In acute keratoglobus, the method of ultrasound biomicroscopy makes it possible to visualize the rupture of the descemet membrane (more often vertical) in the central parts and stroma edema. In the chronic form of the disease, the thickness of the cornea in the center is normal or slightly reduced. There is a pronounced thinning on the periphery. The depth of the anterior chamber of the eye usually increases to 8-10 mm. Other anatomical structures of the eye (iris, lens) are within normal limits. Keratotopography is carried out in order to determine the curvature of the cornea in the central part (more than 3 mm) in 2 meridians (SimK1, SimK2), the sphericity index (below -0.26) and indicators that reveal changes in uniformity and optical properties.
For a more accurate diagnosis of changes in the thickness of the cornea, pachymetry is recommended. In this pathology, the thickness of the cornea in the limb area is less than 0.7 mm, in the central part – about 0.545 mm. The method of ultrasound measurement of the longitudinal size of the eyes reveals an elongation of the sagittal axis (more than 24 mm), which corresponds to the degree of myopia.

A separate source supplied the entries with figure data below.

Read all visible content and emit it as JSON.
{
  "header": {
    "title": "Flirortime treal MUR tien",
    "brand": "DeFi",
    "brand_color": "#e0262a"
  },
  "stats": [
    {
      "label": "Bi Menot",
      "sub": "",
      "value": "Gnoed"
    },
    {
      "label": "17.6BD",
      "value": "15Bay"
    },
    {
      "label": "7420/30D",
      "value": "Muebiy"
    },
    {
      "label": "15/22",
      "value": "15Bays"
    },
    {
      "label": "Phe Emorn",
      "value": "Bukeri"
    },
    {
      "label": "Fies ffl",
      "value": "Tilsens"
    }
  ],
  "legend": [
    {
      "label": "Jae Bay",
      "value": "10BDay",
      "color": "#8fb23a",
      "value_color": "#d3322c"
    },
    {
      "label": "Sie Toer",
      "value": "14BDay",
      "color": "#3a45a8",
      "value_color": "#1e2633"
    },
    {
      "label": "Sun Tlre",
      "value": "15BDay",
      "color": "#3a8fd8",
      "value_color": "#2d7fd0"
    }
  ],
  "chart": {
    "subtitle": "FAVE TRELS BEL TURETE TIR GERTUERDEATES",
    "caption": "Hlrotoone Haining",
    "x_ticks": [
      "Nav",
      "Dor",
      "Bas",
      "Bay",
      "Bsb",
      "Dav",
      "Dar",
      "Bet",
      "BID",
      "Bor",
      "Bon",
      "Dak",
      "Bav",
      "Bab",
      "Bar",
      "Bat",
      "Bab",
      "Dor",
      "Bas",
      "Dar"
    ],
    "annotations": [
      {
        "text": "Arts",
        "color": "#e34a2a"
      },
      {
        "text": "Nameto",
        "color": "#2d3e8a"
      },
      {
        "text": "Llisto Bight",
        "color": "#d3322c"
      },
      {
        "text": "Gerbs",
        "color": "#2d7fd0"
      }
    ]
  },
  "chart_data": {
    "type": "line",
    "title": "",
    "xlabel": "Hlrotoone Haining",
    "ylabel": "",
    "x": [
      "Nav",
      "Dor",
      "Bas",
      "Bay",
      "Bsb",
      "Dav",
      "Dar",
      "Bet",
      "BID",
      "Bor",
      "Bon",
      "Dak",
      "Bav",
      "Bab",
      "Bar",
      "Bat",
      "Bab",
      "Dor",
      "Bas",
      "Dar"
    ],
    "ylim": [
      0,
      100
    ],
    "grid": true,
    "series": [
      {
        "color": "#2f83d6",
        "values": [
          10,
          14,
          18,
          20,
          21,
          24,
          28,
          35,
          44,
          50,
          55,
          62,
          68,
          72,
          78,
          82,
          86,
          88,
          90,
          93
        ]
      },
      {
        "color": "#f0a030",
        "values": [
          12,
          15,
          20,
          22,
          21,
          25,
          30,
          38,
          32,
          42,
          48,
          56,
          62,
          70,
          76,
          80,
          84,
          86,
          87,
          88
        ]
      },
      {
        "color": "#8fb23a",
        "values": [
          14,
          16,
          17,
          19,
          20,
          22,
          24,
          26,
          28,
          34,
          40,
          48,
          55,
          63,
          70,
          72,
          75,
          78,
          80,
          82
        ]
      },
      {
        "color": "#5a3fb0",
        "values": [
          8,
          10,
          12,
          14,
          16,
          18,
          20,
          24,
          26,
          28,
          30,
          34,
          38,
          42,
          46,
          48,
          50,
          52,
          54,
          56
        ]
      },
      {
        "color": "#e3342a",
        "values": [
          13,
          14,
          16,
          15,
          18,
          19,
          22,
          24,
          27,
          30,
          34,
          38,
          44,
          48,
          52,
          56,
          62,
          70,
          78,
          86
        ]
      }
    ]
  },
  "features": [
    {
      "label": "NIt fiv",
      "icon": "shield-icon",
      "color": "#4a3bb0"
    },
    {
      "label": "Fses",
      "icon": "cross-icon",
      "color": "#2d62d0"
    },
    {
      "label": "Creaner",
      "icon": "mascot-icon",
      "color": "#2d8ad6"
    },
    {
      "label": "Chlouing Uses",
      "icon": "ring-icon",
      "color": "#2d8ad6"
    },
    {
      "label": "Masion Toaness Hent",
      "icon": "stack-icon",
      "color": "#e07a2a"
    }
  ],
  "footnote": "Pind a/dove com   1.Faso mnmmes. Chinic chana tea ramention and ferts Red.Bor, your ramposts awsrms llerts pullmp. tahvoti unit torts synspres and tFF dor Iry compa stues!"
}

In the early stages of keratoglobus development, vision correction using contact lenses or glasses is effective. With a pronounced change in the radius of curvature of the cornea, surgical treatment is recommended. Previously, the tactics of surgical intervention were reduced to performing subtotal end-to-end keratoplasty. In this operation, the donor cornea is transplanted with its preliminary irradiation with a helium-neon laser. The graft is fixed along the periphery of the cornea. Due to the decrease in the thickness of the peripheral parts of the cornea in the postoperative period, it is necessary to exclude sudden head movements.

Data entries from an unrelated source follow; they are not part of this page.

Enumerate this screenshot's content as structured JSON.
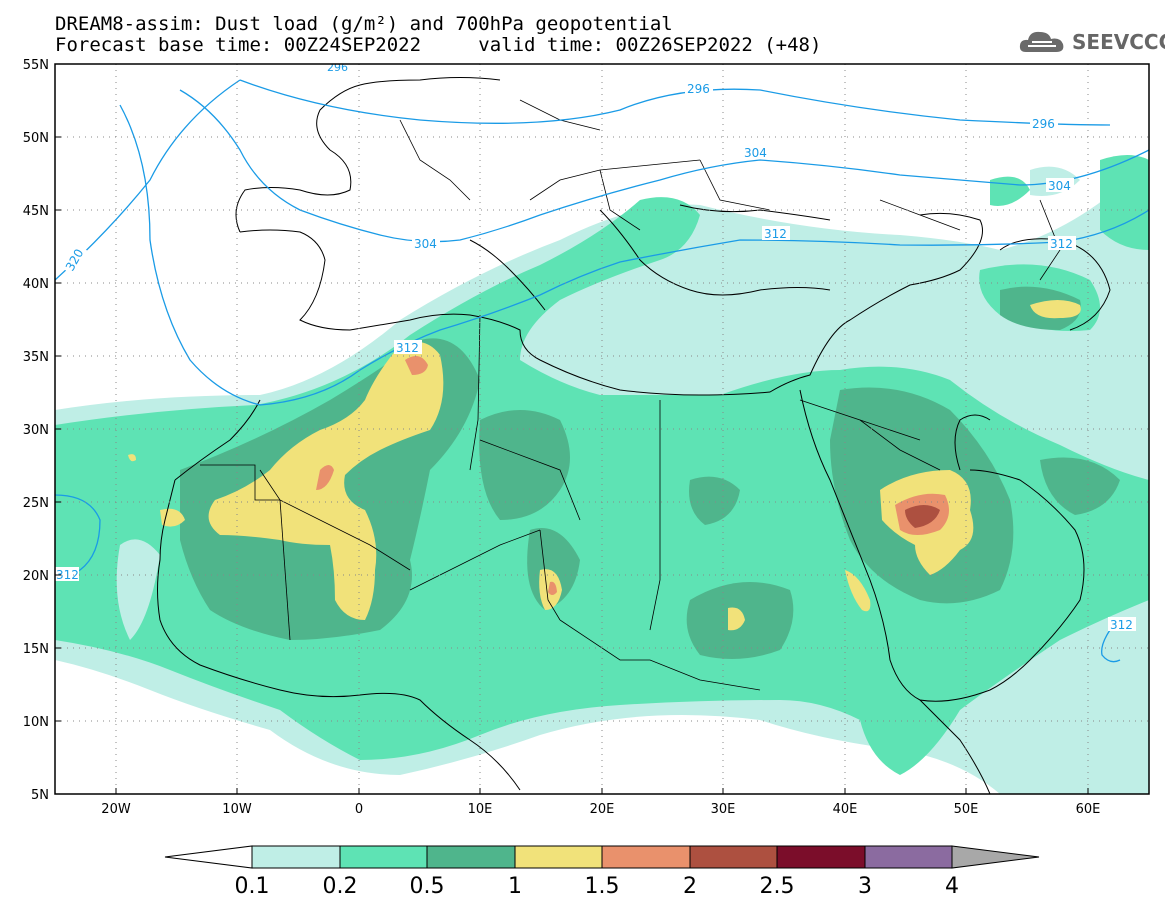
{
  "header": {
    "title_line1": "DREAM8-assim: Dust load (g/m²) and 700hPa geopotential",
    "title_line2_base": "Forecast base time: 00Z24SEP2022",
    "title_line2_valid": "valid time: 00Z26SEP2022 (+48)"
  },
  "logo": {
    "text": "SEEVCCC",
    "icon": "cloud-icon"
  },
  "map": {
    "lat_labels": [
      "55N",
      "50N",
      "45N",
      "40N",
      "35N",
      "30N",
      "25N",
      "20N",
      "15N",
      "10N",
      "5N"
    ],
    "lon_labels": [
      "20W",
      "10W",
      "0",
      "10E",
      "20E",
      "30E",
      "40E",
      "50E",
      "60E"
    ],
    "contour_labels": [
      "296",
      "296",
      "296",
      "304",
      "304",
      "304",
      "312",
      "312",
      "312",
      "312",
      "312",
      "320"
    ]
  },
  "legend": {
    "bounds": [
      "0.1",
      "0.2",
      "0.5",
      "1",
      "1.5",
      "2",
      "2.5",
      "3",
      "4"
    ],
    "colors": [
      "#ffffff",
      "#bfeee6",
      "#5ee3b4",
      "#4fb58c",
      "#f1e27a",
      "#e9916c",
      "#ad5040",
      "#7b0d2a",
      "#8b6ba0",
      "#a8a8a8"
    ]
  },
  "colors": {
    "coast": "#000000",
    "contour": "#1a9be6",
    "dust_very_light": "#bfeee6",
    "dust_light": "#5ee3b4",
    "dust_mid": "#4fb58c",
    "dust_yellow": "#f1e27a",
    "dust_orange": "#e9916c",
    "dust_red": "#ad5040"
  }
}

The modern method of treatment is ultraviolet cross-linking of corneal collagen. The mechanism of action of the technique is based on the effect of photopolymerization of stroma fibers when exposed to them with a solution of riboflavin, which acts as a photosensitizer. At the same time, collagen is cross-linked, thanks to which the stromal component is normalized. Surgical intervention is performed under regional anesthesia. After cross-linking, the cornea is irrigated with a saline solution followed by the use of antibacterial drops. In the early postoperative period, local use of antibacterial drops and oral administration of diuretics is recommended in order to normalize the volume of circulating blood. Glucocorticosteroids are indicated only after the restoration of the corneal structure.
Prognosis and prevention
Specific measures for the prevention of keratoglobus have not been developed, since in most cases this pathology is congenital. In order to prevent the recurrence of the disease in the postoperative period, active head movements should be limited and traumatic injuries should be avoided. With a burdened hereditary history, it is necessary to be examined by an ophthalmologist 2 times a year from the age of 6 months. Detection of myopia or astigmatism is an indication for early correction.
With timely treatment, the prognosis for life and working capacity is favorable. In severe cases, the disease leads to complete loss of vision and disability of the patient. When keratoglobus is combined with other connective tissue pathologies, as well as when it occurs against the background of blue sclera syndrome or Leber congenital amaurosis, the prognosis is usually unfavorable.